Bill de Blasio donor claims he received favors, control for illicit $160,000 contribution


(JTA) — A Bill de Blasio donor, who is a felon turned government witness, said his donations of $160,000 to the election campaign of the mayor of New York gave him access and input into municipal nominations.

Jona Rechnitz, 34, who in March pleaded guilty to making contributions in exchange for advantageous treatment from government officials, testified Thursday at Manhattan District court house in the bribery trial of former city corrections-union chief Norman Seabrook, the New York Post reported.

Rechnitz is accused of bribing Seabrook to get him to invest $20 million in union pension money in a hedge fund tied to one of Rechnitz’s friends, Murray Huberfeld. Rechnitz and Huberfeld are both Jewish. The actions attributed to them and Seabrook are part of a larger scandal exposed last year, involving high-ranking New York police officers who are accused of selling various services to businessmen.

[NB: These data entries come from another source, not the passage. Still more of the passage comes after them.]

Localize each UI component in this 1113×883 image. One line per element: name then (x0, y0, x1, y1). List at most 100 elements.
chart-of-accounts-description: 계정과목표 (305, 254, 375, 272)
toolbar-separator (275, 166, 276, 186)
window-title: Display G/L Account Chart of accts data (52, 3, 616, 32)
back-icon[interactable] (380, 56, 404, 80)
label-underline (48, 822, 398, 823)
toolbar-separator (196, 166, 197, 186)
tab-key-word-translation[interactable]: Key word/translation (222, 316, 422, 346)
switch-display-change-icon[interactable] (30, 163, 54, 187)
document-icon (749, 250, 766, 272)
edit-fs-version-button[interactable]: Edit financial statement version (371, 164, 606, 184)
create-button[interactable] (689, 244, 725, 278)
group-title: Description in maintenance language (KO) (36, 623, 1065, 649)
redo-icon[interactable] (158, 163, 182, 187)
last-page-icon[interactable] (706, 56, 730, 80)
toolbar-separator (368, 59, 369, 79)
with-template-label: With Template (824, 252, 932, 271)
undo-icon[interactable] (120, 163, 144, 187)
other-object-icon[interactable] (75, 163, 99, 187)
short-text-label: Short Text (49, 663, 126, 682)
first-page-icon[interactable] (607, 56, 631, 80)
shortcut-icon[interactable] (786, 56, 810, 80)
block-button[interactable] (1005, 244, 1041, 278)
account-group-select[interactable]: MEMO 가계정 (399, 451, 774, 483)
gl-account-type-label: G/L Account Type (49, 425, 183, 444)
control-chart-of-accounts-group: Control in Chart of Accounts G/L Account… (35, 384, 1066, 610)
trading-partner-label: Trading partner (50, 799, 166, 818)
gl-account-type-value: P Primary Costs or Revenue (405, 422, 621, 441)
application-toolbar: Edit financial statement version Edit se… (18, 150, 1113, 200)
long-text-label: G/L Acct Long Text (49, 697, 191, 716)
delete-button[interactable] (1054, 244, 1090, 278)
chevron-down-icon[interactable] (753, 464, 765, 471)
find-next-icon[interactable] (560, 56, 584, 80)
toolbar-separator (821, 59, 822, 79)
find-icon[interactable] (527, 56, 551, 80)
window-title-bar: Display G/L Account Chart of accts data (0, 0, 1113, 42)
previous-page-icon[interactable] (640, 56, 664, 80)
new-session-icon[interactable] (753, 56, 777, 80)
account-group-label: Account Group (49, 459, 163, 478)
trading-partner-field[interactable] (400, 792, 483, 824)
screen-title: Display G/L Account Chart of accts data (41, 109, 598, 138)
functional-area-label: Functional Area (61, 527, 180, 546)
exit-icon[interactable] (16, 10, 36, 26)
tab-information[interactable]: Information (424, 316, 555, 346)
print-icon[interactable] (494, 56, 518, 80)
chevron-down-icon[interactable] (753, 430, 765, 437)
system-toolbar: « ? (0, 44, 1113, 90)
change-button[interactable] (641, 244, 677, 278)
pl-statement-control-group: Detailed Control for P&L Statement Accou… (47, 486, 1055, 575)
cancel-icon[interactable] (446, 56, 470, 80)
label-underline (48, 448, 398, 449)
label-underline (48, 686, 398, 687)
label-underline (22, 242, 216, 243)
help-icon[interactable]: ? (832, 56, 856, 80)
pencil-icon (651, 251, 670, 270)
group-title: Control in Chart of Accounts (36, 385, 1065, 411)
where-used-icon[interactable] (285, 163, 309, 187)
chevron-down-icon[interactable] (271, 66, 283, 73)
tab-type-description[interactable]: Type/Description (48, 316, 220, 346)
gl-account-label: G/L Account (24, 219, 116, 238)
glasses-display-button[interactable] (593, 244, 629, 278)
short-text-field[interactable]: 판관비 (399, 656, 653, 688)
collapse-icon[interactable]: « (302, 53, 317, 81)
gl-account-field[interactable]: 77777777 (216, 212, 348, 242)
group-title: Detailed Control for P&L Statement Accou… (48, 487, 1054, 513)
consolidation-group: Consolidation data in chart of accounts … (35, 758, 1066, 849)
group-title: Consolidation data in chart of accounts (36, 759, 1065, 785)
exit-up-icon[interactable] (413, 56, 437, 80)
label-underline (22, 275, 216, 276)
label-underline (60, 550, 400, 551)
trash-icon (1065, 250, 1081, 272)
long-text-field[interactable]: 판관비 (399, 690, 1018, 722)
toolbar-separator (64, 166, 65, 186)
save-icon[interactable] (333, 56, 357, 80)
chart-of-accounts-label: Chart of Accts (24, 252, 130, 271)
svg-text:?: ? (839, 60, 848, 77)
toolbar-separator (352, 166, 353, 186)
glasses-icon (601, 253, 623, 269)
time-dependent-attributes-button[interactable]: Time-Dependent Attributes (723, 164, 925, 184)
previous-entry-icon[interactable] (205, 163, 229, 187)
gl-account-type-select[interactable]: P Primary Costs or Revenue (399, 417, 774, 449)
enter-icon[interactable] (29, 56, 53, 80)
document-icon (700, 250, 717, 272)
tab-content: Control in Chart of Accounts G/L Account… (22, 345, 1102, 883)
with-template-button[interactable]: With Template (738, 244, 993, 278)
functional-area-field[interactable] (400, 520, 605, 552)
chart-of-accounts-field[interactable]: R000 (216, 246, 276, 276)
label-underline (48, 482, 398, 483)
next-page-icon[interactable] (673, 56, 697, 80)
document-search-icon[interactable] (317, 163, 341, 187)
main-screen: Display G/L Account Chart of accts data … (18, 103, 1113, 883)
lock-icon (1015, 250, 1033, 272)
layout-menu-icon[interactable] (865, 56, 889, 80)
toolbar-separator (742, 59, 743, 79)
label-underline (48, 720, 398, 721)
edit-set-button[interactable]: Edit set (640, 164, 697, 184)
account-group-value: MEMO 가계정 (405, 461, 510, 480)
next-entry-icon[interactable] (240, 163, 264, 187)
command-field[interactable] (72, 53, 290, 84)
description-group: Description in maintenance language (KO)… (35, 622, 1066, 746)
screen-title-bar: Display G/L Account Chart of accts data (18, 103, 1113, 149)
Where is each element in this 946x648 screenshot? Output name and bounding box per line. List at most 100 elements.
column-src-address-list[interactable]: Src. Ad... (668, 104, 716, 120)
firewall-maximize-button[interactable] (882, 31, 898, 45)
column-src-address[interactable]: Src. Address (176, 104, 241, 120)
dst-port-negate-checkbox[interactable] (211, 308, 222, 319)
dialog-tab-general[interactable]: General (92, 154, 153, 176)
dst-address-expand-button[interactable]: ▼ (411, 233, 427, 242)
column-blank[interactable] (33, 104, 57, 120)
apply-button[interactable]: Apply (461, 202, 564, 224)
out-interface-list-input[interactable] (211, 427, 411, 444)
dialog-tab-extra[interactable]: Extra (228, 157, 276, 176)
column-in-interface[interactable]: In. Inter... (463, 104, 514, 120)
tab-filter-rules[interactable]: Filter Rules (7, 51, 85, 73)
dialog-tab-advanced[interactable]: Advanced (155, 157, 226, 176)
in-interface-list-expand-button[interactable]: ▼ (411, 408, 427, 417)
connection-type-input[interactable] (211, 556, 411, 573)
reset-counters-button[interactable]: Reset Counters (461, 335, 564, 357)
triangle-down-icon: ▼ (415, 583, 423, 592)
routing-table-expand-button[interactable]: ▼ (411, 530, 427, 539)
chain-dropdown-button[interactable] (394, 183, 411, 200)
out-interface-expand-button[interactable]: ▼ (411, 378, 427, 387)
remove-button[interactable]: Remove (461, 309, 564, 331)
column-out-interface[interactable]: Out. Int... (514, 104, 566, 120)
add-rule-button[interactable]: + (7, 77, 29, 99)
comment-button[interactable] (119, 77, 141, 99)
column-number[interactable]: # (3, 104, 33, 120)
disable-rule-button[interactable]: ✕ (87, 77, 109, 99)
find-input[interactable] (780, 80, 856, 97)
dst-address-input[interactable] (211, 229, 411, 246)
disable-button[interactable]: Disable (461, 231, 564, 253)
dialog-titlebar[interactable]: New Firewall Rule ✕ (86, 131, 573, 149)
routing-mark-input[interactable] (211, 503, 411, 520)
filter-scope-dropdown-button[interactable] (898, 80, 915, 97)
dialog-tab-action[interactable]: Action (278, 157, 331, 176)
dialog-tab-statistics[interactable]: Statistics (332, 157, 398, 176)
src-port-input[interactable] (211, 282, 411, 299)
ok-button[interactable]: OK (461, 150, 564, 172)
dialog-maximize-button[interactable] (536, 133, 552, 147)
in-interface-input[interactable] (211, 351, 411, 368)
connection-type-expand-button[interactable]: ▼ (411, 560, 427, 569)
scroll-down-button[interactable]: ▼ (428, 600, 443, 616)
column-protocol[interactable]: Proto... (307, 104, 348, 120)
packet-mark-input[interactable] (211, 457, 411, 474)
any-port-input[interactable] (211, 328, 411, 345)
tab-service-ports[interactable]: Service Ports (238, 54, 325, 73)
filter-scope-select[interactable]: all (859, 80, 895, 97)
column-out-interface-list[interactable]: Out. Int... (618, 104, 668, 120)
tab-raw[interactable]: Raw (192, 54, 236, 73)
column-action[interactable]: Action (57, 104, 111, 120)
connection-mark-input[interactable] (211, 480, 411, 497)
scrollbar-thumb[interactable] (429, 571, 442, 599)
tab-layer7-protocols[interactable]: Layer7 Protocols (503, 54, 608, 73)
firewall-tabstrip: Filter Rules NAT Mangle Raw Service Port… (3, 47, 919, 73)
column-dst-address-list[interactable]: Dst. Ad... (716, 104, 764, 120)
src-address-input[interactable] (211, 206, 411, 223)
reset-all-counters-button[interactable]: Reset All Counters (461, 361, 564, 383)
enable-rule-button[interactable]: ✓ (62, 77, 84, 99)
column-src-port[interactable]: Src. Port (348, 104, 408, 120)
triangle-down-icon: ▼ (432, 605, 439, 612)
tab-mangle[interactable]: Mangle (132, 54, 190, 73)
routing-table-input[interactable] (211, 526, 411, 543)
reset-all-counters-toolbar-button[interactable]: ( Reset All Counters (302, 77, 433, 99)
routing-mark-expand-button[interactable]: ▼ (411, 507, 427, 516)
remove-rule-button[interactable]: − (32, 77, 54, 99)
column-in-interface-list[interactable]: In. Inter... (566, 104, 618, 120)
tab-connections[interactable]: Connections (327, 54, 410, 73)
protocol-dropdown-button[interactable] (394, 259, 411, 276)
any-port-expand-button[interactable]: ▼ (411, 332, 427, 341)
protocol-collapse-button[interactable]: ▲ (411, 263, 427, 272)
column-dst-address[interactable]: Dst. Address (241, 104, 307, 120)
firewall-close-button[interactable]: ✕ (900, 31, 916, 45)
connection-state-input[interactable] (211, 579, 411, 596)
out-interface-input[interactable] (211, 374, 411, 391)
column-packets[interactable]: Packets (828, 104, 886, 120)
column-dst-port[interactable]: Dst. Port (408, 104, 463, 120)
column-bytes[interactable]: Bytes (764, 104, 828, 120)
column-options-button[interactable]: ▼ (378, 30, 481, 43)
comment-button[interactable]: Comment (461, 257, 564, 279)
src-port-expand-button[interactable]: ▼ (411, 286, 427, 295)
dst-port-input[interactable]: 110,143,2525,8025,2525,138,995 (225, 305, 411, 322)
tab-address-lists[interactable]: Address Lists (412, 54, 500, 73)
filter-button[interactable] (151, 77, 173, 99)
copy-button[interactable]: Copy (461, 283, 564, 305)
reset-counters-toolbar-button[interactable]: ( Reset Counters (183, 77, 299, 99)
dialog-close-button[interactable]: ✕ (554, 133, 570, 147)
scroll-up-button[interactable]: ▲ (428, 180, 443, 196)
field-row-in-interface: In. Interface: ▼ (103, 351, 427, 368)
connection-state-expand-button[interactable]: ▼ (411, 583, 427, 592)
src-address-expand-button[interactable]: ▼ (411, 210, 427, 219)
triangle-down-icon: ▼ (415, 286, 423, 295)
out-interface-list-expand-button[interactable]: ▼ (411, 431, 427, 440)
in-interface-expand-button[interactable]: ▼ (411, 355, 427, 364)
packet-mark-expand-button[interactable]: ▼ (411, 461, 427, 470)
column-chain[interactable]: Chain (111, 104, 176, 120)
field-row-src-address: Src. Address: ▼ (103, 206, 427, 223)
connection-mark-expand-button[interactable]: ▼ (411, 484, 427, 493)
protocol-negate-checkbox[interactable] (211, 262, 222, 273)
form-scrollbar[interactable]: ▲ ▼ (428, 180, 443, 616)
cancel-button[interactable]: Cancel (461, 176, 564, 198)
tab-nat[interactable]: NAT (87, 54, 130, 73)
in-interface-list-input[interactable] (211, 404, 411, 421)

When questioned about his ties to the ­administration, Rechnitz said during the 2013 campaign that the he and de Blasio spoke of “who he should be appointing for certain positions.” De Blasio’s spokesperson flatly denied Rechnitz’s claims.

After the elections, Rechnitz continued to remain in contact with de Blasio, attending his events and making donations to various projects led by the mayor, he said. And Rechnitz would request favors from de Blasio fund-raiser Ross Offinger, he added.

One favor involved a friend’s massive water bill, he said. Another concerned violations Rechnitz faced for a tenant subletting a residence on Airbnb.

“I always gave money, as long as I was seeing him produce results,” Rechnitz said of Offinger. “Whenever we would call him for access or for a ­favor, we were getting the response that we expected and the results we were expecting.”

Mayoral spokesman Eric Phillips dismissed the felon’s claims. “These are nothing but reheated, repackaged accusations that have been extensively reviewed and passed on by authorities at multiple levels,’’ Phillips told the Post. “The administration has never and will never make government decisions based on campaign contributions.”